Ленин протянул руку к электрическому звонку.
— Не трудись… звонок не работает, — прошипел, насмешливо глядя на диктатора, Дзержинский. — Впрочем, сегодня везде в Кремле стоят мои люди…
Ленин внезапно рассмеялся. Его желтое лицо стало любезным и веселым.
— Мне нужна бумага! — воскликнул он. — Только бумага, ха-ха!
— У меня с собой написанный декрет, — заявил Дзержинский. — Подпишите его, товарищ…
Он положил перед ним отпечатанный на машинке лист бумаги.
Ленин пробежался по нему глазами и подписал.
— Хорошо вы это продумали, Феликс Эдмундович, — прошептал диктатор. — Игрок!
— В Москве, кроме вас, есть и другие, думающие о том-сем, — ответил Дзержинский, пряча документ. Он глубоко заглянул в прищуренные глаза Ленина и сказал:
— Но помните, если отмените декрет или станете охотиться на мою жизнь, — погибнете, Владимир Ильич!
Ленин ничего не ответил. Он погрузился в кресло и спокойно смотрел на дергающееся лицо Дзержинского, на его опухшие веки и безумные глаза. Он снова доброжелательно улыбнулся и спросил:
— Может, попьете чайку, Феликс Эдмундович? Сейчас придет Горький, будет объяснять, почему в нашем мужике столько жестокости… Ха-ха!
Дзержинский небрежно махнул рукой.
— Спасибо! — проворчал он. — Я не очень верю в ум этого вашего гения. Говорит он, что мужик жесток, потому пьет водку и читает «Жития святых»! Это хорошее объяснение для детей… Если бы водка и «Жития святых» имели такое влияние, то все человечество превратилось бы в банду разбойников. Тем временем это происходит только в России…
— Ну, что касается жестокости, то вы, хоть и не русский, кажется, обошли всех, — тихо смеясь и подмигивая, прошептал Ленин.
Дзержинский понял насмешку.
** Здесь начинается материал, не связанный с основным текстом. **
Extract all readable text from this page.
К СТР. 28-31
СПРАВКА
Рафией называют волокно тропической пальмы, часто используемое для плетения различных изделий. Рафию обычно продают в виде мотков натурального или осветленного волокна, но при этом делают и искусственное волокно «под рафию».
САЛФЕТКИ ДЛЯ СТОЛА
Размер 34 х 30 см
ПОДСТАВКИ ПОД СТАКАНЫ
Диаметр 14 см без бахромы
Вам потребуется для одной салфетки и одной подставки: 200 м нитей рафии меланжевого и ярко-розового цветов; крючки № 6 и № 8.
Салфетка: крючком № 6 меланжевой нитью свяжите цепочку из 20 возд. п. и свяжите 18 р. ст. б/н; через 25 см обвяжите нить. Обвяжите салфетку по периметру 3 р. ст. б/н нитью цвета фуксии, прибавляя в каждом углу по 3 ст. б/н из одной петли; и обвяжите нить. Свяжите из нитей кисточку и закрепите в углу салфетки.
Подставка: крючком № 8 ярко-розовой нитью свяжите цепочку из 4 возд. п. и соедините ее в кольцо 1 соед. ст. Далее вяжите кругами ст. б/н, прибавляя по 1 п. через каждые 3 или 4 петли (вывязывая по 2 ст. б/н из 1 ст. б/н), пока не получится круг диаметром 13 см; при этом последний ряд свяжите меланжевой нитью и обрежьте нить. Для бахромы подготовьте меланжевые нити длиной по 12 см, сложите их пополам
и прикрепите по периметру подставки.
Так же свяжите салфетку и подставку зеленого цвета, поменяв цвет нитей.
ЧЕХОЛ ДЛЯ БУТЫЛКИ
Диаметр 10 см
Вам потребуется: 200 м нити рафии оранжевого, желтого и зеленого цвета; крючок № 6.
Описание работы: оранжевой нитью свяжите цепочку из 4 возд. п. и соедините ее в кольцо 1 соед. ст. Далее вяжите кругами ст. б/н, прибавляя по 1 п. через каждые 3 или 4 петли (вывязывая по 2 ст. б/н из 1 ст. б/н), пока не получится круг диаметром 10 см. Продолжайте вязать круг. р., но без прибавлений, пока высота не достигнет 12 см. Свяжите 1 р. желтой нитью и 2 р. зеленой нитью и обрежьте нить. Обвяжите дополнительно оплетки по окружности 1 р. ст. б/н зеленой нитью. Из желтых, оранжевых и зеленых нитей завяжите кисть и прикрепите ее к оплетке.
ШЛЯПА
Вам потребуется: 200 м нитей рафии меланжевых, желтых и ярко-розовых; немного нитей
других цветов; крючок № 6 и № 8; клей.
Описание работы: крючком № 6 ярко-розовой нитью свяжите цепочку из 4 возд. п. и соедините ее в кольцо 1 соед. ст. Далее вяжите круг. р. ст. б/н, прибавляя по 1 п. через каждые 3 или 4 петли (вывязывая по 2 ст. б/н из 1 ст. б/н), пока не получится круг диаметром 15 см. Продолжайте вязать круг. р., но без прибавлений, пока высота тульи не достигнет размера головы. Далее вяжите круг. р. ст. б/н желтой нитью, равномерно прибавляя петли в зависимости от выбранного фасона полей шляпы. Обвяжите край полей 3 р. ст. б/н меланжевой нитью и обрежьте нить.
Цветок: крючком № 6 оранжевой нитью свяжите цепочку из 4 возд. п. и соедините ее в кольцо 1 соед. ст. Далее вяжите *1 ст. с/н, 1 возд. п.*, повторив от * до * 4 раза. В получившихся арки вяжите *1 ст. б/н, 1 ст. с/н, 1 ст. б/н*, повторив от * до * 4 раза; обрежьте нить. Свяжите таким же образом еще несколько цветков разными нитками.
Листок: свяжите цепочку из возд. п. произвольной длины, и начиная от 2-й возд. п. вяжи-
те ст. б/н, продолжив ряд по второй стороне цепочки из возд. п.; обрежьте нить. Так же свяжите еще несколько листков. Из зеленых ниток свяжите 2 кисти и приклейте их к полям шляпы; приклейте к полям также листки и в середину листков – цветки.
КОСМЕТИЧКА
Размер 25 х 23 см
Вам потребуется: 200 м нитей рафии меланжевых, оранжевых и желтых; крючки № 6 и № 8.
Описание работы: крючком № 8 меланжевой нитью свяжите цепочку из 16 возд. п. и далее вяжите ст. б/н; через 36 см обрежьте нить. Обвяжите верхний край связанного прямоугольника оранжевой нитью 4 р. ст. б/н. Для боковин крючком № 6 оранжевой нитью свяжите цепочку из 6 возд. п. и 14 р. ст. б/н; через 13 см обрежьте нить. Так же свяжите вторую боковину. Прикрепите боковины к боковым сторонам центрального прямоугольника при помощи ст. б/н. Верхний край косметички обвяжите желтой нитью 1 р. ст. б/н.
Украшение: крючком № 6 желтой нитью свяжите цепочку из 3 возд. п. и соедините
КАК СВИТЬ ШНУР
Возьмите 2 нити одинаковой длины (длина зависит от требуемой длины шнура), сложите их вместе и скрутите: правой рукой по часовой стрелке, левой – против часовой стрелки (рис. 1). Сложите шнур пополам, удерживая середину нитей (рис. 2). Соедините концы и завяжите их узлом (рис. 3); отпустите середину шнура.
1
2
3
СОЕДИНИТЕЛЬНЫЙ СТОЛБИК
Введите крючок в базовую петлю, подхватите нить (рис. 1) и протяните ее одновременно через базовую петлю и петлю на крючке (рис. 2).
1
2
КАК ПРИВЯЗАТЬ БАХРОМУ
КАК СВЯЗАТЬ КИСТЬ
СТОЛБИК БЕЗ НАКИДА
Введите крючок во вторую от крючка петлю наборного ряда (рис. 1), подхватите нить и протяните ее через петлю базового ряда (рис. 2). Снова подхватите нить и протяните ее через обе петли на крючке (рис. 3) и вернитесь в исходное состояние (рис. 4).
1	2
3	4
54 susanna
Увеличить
По его лицу прошла судорога. Сжимая виски, он сказал:
— Я не торгуюсь… Но я не мог бы убить человека на улице… Мне для этого нужен подвал и дворик «чека», потому что в ней живет идея… страхом заставить людей проявлять наивысшее мужество…
— Гм… гм, — с откровенной издевкой пробормотал Ленин.
— Это мужество заключается в том, что люди забывают о себе, принося себя в жертву ради других… — закончил Дзержинский.
Ленин ничего не ответил. Подумал только: «Предатель, как Конрад Валленрод, или обыкновенный безумец, садист?»